If I had to describe my life in two words I'd have no trouble finding them. Soap Opera. My life is literally like a soap opera. Very few days anymore are calm, something crazy is always going on. Like now for example. The love of my life decided yet again to act first and think later, leaving me alone, yet again, seeking revenge because I pissed in his Cheerios. And now, just like before, and before that, somehow he managed to get himself in a pickle and is unable to get away from the duck looking hoe he chose this time. I'm sure the only thing you're wondering is why I put up with such craziness, allowing him back in my home and back in my bed. Well the answer for me is quite simple. Because I love him. And I'm hoping that one of these times when he returns home with his tail between his legs begging for me to take him back like now it'll finally sink in. That he's never gonna find anyone in this world that loves him more than me. For now though, I'm gonna have to be patient, tolerate him sneaking in and out of my slider and hope for the best. Wait out the storm and wait till he has enough guts to tell her that he wants to go home. 
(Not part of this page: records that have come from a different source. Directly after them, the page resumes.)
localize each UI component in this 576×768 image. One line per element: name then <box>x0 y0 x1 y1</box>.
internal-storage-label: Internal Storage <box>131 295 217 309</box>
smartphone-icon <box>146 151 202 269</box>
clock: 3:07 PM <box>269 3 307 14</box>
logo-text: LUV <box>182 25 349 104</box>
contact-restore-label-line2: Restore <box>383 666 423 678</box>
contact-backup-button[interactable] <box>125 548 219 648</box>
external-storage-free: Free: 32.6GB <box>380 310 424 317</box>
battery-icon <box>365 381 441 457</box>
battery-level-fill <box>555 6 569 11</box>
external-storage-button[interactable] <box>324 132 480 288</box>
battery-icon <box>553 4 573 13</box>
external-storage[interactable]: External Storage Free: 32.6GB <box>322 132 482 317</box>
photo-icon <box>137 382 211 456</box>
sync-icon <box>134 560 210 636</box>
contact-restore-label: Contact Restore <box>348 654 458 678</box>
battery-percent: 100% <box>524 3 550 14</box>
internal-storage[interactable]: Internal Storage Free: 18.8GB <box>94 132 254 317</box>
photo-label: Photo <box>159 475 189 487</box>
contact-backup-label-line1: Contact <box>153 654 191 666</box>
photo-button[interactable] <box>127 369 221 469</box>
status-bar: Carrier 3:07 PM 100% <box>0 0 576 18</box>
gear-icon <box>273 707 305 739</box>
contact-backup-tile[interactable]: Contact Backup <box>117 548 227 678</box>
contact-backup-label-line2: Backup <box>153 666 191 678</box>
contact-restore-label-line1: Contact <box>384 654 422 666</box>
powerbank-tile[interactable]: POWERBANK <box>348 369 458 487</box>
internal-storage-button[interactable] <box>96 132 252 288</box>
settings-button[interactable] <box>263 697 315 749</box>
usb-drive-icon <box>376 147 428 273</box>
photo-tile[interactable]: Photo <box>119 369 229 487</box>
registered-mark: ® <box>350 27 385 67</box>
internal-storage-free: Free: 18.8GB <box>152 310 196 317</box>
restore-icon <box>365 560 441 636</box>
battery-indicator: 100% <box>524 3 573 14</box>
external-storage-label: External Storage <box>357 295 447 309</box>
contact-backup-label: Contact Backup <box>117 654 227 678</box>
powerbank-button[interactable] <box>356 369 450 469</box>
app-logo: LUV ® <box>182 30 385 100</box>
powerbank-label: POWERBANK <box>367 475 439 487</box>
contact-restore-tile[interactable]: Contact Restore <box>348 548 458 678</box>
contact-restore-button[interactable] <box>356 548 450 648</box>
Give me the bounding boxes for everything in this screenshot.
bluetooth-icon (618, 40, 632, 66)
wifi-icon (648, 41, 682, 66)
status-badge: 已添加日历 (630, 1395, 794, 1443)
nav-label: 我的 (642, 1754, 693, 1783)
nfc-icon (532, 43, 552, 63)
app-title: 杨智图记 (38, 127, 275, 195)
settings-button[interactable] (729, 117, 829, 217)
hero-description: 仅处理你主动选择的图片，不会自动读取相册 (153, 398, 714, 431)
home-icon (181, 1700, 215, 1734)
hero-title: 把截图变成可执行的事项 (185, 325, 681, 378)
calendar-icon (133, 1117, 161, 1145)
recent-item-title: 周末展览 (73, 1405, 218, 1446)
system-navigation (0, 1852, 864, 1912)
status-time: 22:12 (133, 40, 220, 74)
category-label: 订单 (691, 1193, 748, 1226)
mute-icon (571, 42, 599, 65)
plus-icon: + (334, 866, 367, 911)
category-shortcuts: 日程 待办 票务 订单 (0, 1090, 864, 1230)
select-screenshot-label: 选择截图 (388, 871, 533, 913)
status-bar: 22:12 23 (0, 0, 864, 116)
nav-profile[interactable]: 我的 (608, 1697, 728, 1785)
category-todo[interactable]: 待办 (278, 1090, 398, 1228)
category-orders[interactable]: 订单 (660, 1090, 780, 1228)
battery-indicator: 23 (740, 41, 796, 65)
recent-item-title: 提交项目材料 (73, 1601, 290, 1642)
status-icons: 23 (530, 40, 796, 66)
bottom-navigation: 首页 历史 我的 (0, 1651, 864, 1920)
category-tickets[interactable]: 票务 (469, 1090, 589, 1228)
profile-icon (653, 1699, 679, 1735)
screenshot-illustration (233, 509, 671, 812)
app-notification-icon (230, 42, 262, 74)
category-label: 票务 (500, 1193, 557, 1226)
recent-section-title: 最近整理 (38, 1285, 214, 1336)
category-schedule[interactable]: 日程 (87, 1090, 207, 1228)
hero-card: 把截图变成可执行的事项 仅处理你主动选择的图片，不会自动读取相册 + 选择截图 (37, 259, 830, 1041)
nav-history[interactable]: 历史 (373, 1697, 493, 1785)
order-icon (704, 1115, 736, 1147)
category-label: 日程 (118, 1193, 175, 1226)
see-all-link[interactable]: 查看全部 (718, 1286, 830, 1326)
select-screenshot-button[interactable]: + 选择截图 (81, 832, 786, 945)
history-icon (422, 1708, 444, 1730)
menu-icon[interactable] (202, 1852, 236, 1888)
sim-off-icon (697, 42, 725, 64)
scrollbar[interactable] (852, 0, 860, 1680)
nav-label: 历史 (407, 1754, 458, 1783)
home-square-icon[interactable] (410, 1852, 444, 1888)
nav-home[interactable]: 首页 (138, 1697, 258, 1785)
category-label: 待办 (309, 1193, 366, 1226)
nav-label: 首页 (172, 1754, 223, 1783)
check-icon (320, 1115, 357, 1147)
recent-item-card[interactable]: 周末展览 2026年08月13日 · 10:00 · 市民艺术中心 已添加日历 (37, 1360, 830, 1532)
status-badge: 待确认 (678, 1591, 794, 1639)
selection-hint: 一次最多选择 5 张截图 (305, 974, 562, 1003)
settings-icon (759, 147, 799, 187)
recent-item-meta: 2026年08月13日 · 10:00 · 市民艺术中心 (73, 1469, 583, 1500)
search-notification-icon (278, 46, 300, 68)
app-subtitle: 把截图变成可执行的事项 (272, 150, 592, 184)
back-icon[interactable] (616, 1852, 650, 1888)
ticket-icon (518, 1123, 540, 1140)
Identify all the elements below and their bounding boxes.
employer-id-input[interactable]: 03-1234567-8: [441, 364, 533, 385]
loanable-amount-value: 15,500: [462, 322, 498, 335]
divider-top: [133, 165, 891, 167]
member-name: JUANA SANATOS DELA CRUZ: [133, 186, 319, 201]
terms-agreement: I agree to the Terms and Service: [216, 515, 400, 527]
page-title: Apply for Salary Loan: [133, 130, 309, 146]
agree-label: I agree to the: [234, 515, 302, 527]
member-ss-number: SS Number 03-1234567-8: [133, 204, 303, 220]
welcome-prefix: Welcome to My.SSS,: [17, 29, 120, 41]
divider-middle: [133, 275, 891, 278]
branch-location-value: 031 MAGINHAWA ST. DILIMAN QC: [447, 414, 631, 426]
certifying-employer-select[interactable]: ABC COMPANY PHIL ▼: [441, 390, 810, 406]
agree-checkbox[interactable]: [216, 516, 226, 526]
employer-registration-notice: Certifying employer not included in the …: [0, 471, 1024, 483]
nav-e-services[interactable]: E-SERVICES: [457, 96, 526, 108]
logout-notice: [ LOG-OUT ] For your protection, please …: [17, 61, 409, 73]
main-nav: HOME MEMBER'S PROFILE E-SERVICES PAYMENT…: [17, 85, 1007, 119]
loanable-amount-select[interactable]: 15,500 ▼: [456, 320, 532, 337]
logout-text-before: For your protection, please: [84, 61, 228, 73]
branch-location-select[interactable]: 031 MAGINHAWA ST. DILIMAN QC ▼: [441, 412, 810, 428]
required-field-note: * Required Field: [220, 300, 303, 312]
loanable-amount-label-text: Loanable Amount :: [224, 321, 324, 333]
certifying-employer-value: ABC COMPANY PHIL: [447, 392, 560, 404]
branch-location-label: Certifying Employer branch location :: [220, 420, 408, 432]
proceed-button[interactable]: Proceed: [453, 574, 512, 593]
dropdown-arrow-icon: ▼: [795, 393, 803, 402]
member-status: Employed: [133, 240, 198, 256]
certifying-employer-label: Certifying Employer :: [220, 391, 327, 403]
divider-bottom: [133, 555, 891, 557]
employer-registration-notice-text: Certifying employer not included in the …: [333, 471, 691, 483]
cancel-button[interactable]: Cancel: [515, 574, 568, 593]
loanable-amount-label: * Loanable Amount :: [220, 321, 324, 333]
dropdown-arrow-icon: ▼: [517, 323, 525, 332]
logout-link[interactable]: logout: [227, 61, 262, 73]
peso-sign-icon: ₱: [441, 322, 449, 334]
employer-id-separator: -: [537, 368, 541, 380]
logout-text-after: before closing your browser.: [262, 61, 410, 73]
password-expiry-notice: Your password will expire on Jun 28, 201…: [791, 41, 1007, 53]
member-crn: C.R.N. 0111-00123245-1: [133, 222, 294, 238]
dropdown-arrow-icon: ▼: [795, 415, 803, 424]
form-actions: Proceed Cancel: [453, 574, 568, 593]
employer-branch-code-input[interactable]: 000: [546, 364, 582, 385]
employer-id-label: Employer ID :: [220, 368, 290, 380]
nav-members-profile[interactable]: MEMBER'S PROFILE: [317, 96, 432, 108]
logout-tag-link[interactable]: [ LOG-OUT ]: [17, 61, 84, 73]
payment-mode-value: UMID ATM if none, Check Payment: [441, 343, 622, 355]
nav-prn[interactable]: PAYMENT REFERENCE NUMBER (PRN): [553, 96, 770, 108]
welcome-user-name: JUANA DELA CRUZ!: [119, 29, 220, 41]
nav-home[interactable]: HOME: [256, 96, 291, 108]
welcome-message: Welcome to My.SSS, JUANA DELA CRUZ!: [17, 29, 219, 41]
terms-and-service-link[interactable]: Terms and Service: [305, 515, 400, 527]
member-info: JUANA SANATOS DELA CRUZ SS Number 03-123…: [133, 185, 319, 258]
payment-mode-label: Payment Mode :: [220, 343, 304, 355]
Wednesday, August 05, 2020

IT'S BEEN AWHILE

        It's been awhile since I've pulled out the old laptop to do some writing. And I have to say I missed it. My life has been a whirlwind the last few weeks, breaking up with a certain person because I caught him cheating again and now stuck in the house sick as a dog possibly having Covid-19. I'm patiently waiting for the results to come in but every symptom I have. So I'm going to say there's a big possibility. Especially since myself along with others were exposed to it and not informed that we were until there were already six cases there. Unbelievable. I don't know for the life of me how someone could disregard another persons' life. Anyway, so here I sit stuck in the house alone with my dog day in and day out. I'm ready to climb the walls. Its getting that bad. I started a second book which I'm happy to announce, and saving money for the editing of the first one, so I can get that moving along. Once the editing is done hopefully I will have the approval of the interested agency and I can get it finally published. Fingers crossed.  
        As for my breakup, tomorrow I'll put that down into words. But for now, I'm going to say farewell and take a nap. This shit is no joke and I'm exhausted.